Le pido que no gire la cabeza en busca de una mirada cómplice para certificar la locura que no tengo, que no me falte el respeto con su incrédula mirada. Vengo aquí por razones no del todo agradables y bajo cuestionables voluntades.

Los años no me permitían continuar con esta búsqueda, esta insoportable razón de seguir esta travesía, porque ya no puedo. Pero cuando los encontré, hace un tiempo en este lugar, todo se resolvió en un instante.

Debo confesarle, con miedo y con absoluta tristeza, que el Relojito que usted conoció ya no existe. Y que esta libreta que tengo en mi mano será, después de todo, la única responsable y la única guía que tendrá usted para continuar con lo que hace mucho tiempo comenzó Taurelle.

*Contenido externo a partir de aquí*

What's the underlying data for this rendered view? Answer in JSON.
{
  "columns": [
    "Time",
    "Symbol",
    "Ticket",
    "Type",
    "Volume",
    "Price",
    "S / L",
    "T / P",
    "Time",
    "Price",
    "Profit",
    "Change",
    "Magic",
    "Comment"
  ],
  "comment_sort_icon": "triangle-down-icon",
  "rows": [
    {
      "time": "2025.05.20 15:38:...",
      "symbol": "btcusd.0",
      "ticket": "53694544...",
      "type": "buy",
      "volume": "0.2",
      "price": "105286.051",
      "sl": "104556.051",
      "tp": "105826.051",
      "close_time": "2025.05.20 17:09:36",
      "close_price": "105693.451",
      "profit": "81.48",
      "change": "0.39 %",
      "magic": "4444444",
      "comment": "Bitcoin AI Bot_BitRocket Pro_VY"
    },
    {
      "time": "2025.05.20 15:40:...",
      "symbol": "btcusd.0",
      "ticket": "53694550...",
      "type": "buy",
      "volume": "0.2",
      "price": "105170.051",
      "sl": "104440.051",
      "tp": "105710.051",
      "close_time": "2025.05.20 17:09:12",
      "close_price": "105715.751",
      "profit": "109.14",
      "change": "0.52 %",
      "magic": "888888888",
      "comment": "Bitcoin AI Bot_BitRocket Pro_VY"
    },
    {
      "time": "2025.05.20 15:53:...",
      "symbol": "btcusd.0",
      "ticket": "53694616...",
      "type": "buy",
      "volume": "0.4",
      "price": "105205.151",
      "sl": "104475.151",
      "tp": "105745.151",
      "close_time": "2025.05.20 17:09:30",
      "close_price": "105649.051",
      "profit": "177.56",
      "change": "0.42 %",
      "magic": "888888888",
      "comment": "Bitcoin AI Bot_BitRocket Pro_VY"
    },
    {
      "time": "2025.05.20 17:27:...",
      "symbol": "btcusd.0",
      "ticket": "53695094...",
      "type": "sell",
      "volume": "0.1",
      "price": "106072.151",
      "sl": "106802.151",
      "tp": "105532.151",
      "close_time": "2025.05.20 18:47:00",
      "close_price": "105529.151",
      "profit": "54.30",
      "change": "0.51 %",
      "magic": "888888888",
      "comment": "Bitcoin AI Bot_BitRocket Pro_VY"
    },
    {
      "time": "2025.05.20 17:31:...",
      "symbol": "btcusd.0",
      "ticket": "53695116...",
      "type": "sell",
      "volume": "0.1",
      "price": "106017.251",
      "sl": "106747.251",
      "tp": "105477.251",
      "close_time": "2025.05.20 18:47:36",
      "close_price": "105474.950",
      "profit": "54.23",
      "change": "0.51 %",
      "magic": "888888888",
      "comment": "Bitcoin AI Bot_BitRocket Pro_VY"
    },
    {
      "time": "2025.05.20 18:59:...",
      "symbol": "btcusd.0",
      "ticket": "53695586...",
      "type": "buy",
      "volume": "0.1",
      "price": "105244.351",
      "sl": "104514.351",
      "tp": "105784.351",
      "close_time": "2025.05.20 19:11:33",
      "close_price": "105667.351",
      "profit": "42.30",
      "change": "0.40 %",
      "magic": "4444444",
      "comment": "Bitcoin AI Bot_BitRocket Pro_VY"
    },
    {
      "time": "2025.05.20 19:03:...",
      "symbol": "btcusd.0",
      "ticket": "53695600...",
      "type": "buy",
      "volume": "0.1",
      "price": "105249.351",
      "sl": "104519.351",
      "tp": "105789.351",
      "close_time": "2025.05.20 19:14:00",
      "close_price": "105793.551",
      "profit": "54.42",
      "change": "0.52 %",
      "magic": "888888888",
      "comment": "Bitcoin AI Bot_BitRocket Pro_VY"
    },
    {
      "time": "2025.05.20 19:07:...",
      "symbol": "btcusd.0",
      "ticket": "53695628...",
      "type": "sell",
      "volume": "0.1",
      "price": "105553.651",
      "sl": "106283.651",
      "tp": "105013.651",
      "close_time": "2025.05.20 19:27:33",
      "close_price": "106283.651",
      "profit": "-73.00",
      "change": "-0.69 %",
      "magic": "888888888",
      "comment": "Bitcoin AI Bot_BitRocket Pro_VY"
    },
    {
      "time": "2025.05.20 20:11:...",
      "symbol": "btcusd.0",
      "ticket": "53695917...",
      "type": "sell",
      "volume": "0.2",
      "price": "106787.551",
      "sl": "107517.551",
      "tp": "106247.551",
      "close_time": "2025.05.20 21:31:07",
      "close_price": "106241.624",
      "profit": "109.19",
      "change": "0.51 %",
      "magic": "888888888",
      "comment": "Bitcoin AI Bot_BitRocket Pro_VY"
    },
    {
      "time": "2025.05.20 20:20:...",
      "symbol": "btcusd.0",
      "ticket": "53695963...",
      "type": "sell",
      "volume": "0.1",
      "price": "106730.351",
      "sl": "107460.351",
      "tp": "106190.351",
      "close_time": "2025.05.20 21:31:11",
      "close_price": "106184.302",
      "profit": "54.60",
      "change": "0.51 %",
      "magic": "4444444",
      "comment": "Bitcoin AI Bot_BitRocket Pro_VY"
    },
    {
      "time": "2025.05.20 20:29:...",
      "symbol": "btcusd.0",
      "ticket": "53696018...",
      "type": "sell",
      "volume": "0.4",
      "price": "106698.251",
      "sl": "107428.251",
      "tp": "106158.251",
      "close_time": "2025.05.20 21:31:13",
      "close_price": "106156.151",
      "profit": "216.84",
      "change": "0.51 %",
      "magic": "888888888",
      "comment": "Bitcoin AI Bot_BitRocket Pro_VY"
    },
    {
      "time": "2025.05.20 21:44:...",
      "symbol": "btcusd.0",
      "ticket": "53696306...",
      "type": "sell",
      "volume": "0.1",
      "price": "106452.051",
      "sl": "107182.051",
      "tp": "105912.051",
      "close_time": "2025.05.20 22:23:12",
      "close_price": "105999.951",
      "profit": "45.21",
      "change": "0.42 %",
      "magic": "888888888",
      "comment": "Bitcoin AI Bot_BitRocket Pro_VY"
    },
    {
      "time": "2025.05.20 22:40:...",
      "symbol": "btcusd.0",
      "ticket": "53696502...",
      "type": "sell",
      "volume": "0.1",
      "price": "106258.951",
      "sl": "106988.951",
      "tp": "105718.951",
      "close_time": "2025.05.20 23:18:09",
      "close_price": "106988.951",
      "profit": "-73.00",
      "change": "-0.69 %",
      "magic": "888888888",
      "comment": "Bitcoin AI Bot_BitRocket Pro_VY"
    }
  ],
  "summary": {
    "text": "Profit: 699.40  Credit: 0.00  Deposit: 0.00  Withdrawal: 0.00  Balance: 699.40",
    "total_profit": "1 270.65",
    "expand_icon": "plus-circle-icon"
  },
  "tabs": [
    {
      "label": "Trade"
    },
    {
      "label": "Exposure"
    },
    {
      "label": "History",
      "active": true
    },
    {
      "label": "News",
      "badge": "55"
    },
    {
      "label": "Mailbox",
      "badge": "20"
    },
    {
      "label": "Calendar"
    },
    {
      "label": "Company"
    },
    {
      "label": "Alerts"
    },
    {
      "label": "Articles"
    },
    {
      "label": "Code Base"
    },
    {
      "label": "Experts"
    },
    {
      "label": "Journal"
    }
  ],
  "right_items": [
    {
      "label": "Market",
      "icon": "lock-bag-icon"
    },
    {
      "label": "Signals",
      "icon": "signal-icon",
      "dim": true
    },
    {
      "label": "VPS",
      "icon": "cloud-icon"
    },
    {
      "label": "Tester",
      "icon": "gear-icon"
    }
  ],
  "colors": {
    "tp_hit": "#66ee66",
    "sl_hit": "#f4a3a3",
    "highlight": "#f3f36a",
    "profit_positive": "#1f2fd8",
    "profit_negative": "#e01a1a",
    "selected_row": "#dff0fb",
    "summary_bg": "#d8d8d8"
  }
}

Le transmito estas palabras a usted porque sé que, después de tantos años de búsqueda, al fin lo encontré y sé que en este momento no me va tomar seriamente, pero cuando sepa que su Relojito ha desaparecido de la faz de la tierra y cuando las dudas le carcoman la mente, tomará esta libreta y entenderá que después de todo este montículo de hojas asediado de ilegibles manchones de tinta será lo único verdadero en el mundo, y solo así entenderá que todos los hechos de la historia se repiten una y otra vez hasta el hartazgo. Y entonces sabrá a ciencia cierta que lo que usted no buscó, es acaso la única razón que mantiene girando al mundo.